The bell was his standard signal that a patient had arrived. Every new client was told prior to
their first session that upon entry, they were to produce two short rings, in quick succession, followed
by a third, longer peal. This was to differentiate the ring from any tradesman, meter reader, neighbor,
or delivery service that might have arrived at his door.
Without shifting position, he glanced over at his daybook, next to the clock he kept on the small
table behind the patient’s head, out of their sight. The six p.m. entry was blank. The clock face read
twelve minutes to six, and Roger Zimmerman seemed to stiffen in his position on the couch.
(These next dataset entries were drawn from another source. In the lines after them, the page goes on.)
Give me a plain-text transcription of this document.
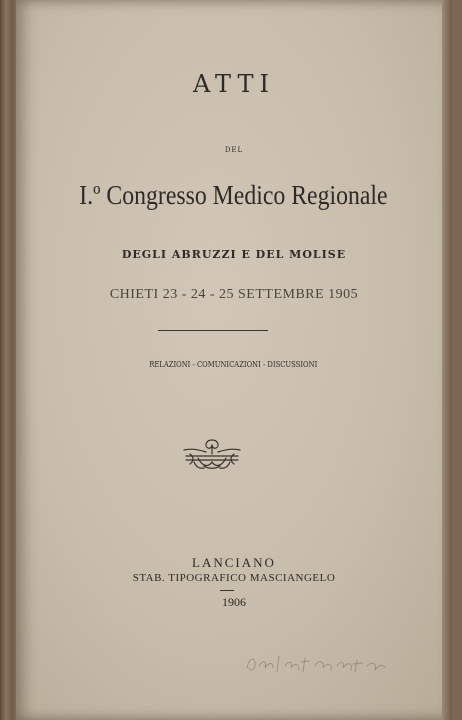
ATTI
DEL
I.º Congresso Medico Regionale
DEGLI ABRUZZI E DEL MOLISE
CHIETI 23 - 24 - 25 SETTEMBRE 1905
RELAZIONI - COMUNICAZIONI - DISCUSSIONI
LANCIANO
STAB. TIPOGRAFICO MASCIANGELO
1906
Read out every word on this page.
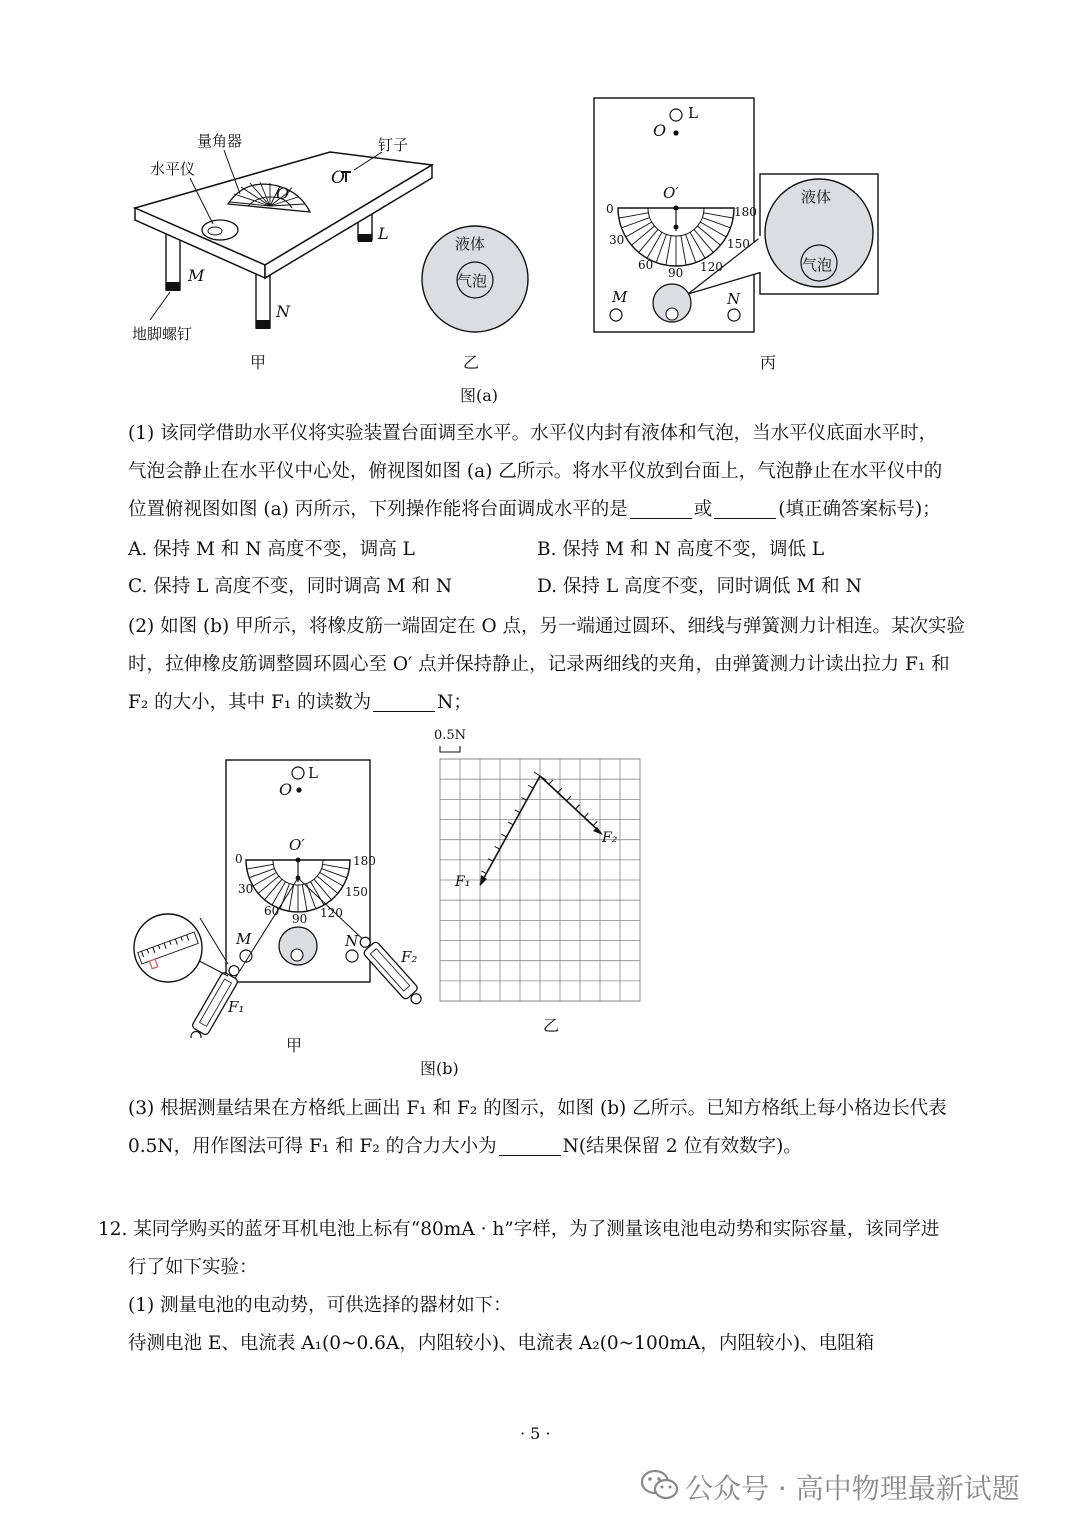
量角器	钉子
水平仪	O
O′
L
M
N
地脚螺钉
甲
液体
气泡
乙
L
O
O′
0
30
60
90 120
150
180
M	N
液体
气泡
丙
图(a)
(1) 该同学借助水平仪将实验装置台面调至水平。水平仪内封有液体和气泡，当水平仪底面水平时，
气泡会静止在水平仪中心处，俯视图如图 (a) 乙所示。将水平仪放到台面上，气泡静止在水平仪中的
位置俯视图如图 (a) 丙所示，下列操作能将台面调成水平的是	或	(填正确答案标号)；
A. 保持 M 和 N 高度不变，调高 L	B. 保持 M 和 N 高度不变，调低 L
C. 保持 L 高度不变，同时调高 M 和 N	D. 保持 L 高度不变，同时调低 M 和 N
(2) 如图 (b) 甲所示，将橡皮筋一端固定在 O 点，另一端通过圆环、细线与弹簧测力计相连。某次实验
时，拉伸橡皮筋调整圆环圆心至 O′ 点并保持静止，记录两细线的夹角，由弹簧测力计读出拉力 F₁ 和
F₂ 的大小，其中 F₁ 的读数为	N；
L
O
O′
0
30
60
90 120
150
180
M	N
F₁
F₂
甲
0.5N
F₁
F₂
乙
图(b)
(3) 根据测量结果在方格纸上画出 F₁ 和 F₂ 的图示，如图 (b) 乙所示。已知方格纸上每小格边长代表
0.5N，用作图法可得 F₁ 和 F₂ 的合力大小为	N(结果保留 2 位有效数字)。
12. 某同学购买的蓝牙耳机电池上标有“80mA · h”字样，为了测量该电池电动势和实际容量，该同学进
行了如下实验：
(1) 测量电池的电动势，可供选择的器材如下：
待测电池 E、电流表 A₁(0~0.6A，内阻较小)、电流表 A₂(0~100mA，内阻较小)、电阻箱
· 5 ·
公众号 · 高中物理最新试题
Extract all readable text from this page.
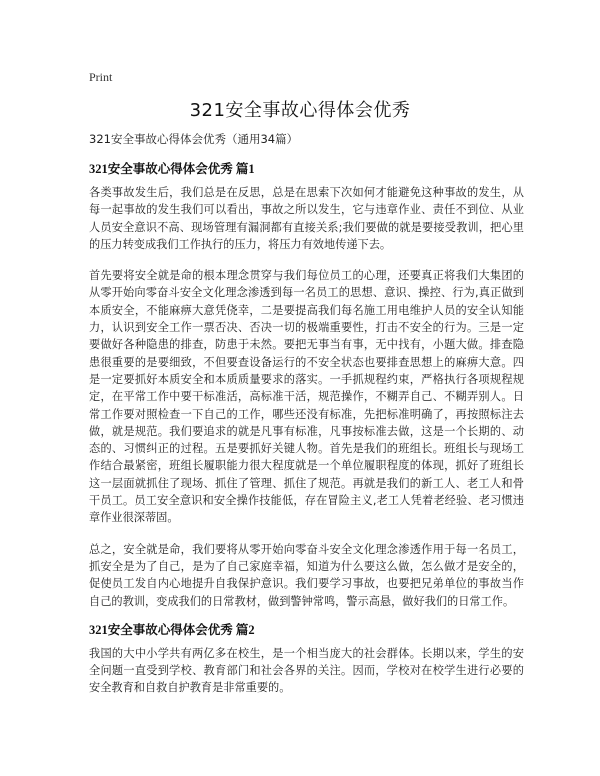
Print
321安全事故心得体会优秀

321安全事故心得体会优秀（通用34篇）

321安全事故心得体会优秀 篇1

各类事故发生后，我们总是在反思，总是在思索下次如何才能避免这种事故的发生，从每一起事故的发生我们可以看出，事故之所以发生，它与违章作业、责任不到位、从业人员安全意识不高、现场管理有漏洞都有直接关系;我们要做的就是要接受教训，把心里的压力转变成我们工作执行的压力，将压力有效地传递下去。

首先要将安全就是命的根本理念贯穿与我们每位员工的心理，还要真正将我们大集团的从零开始向零奋斗安全文化理念渗透到每一名员工的思想、意识、操控、行为,真正做到本质安全，不能麻痹大意凭侥幸，二是要提高我们每名施工用电维护人员的安全认知能力，认识到安全工作一票否决、否决一切的极端重要性，打击不安全的行为。三是一定要做好各种隐患的排查，防患于未然。要把无事当有事，无中找有，小题大做。排查隐患很重要的是要细致，不但要查设备运行的不安全状态也要排查思想上的麻痹大意。四是一定要抓好本质安全和本质质量要求的落实。一手抓规程约束，严格执行各项规程规定，在平常工作中要干标准活，高标准干活，规范操作，不糊弄自己、不糊弄别人。日常工作要对照检查一下自己的工作，哪些还没有标准，先把标准明确了，再按照标注去做，就是规范。我们要追求的就是凡事有标准，凡事按标准去做，这是一个长期的、动态的、习惯纠正的过程。五是要抓好关键人物。首先是我们的班组长。班组长与现场工作结合最紧密，班组长履职能力很大程度就是一个单位履职程度的体现，抓好了班组长这一层面就抓住了现场、抓住了管理、抓住了规范。再就是我们的新工人、老工人和骨干员工。员工安全意识和安全操作技能低，存在冒险主义,老工人凭着老经验、老习惯违章作业很深蒂固。

总之，安全就是命，我们要将从零开始向零奋斗安全文化理念渗透作用于每一名员工，抓安全是为了自己，是为了自己家庭幸福，知道为什么要这么做，怎么做才是安全的，促使员工发自内心地提升自我保护意识。我们要学习事故，也要把兄弟单位的事故当作自己的教训，变成我们的日常教材，做到警钟常鸣，警示高悬，做好我们的日常工作。

321安全事故心得体会优秀 篇2

我国的大中小学共有两亿多在校生，是一个相当庞大的社会群体。长期以来，学生的安全问题一直受到学校、教育部门和社会各界的关注。因而，学校对在校学生进行必要的安全教育和自救自护教育是非常重要的。
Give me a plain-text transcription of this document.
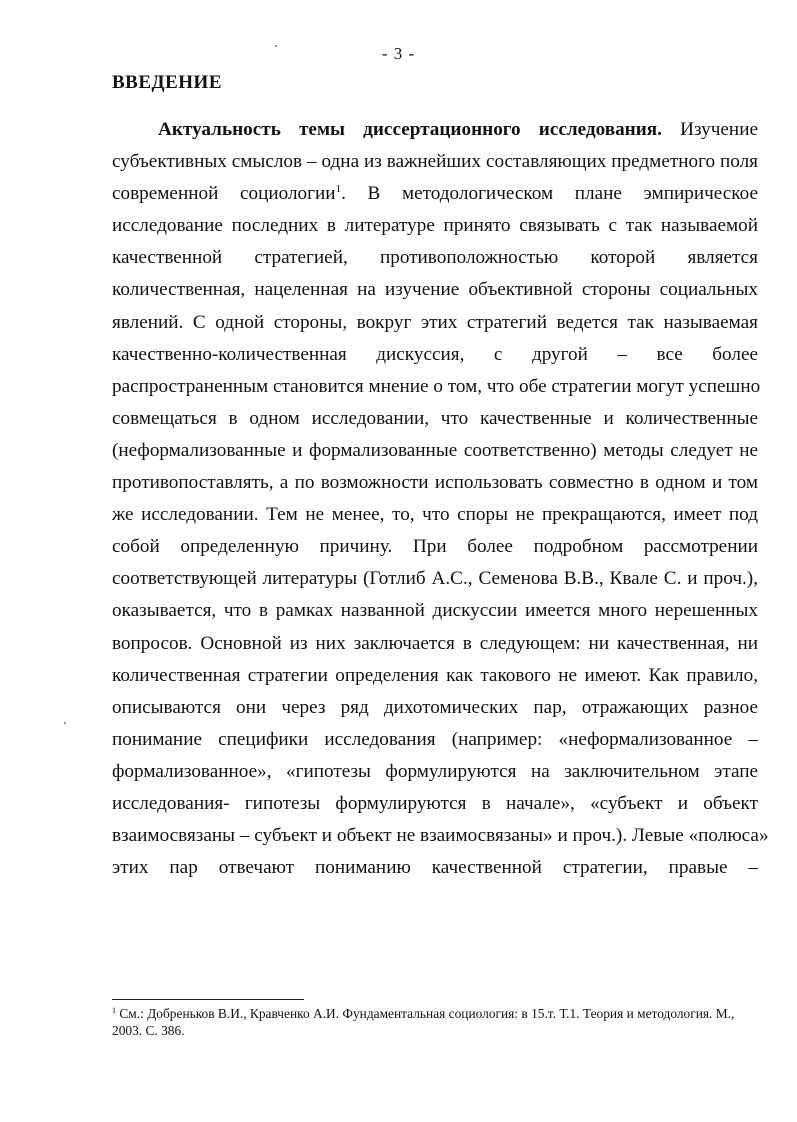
- 3 -
ВВЕДЕНИЕ
Актуальность темы диссертационного исследования. Изучение
субъективных смыслов – одна из важнейших составляющих предметного поля
современной социологии$^1$. В методологическом плане эмпирическое
исследование последних в литературе принято связывать с так называемой
качественной стратегией, противоположностью которой является
количественная, нацеленная на изучение объективной стороны социальных
явлений. С одной стороны, вокруг этих стратегий ведется так называемая
качественно-количественная дискуссия, с другой – все более
распространенным становится мнение о том, что обе стратегии могут успешно
совмещаться в одном исследовании, что качественные и количественные
(неформализованные и формализованные соответственно) методы следует не
противопоставлять, а по возможности использовать совместно в одном и том
же исследовании. Тем не менее, то, что споры не прекращаются, имеет под
собой определенную причину. При более подробном рассмотрении
соответствующей литературы (Готлиб А.С., Семенова В.В., Квале С. и проч.),
оказывается, что в рамках названной дискуссии имеется много нерешенных
вопросов. Основной из них заключается в следующем: ни качественная, ни
количественная стратегии определения как такового не имеют. Как правило,
описываются они через ряд дихотомических пар, отражающих разное
понимание специфики исследования (например: «неформализованное –
формализованное», «гипотезы формулируются на заключительном этапе
исследования- гипотезы формулируются в начале», «субъект и объект
взаимосвязаны – субъект и объект не взаимосвязаны» и проч.). Левые «полюса»
этих пар отвечают пониманию качественной стратегии, правые –
$^1$ См.: Добреньков В.И., Кравченко А.И. Фундаментальная социология: в 15.т. Т.1. Теория и методология. М.,
2003. С. 386.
“I thought I was the last every day.”
He did not respond.
“No one has ever come in after me, at least not that I can remember. Not once. Have you changed
your schedule around without telling me?”
Again, he did not reply.
“I don’t like the idea that someone comes after me,” Zimmerman said decisively. “I want to be
last.”
“Why do you think you feel that way?” he finally questioned.
“In its own special way, last is the same as first,” Zimmerman answered with a harshness of tone
that implied that any idiot would have seen the same.
He nodded. Zimmerman had made an intriguing and accurate observation. But, as the poor fellow
seemed forever doomed to do, he had made it in the session’s final moment. Not at the start, where
they might have managed some profitable discussion over the remaining fifty minutes. “Try to bring
that thought with you tomorrow,” he said. “We could begin there. I’m afraid our time is up for today.”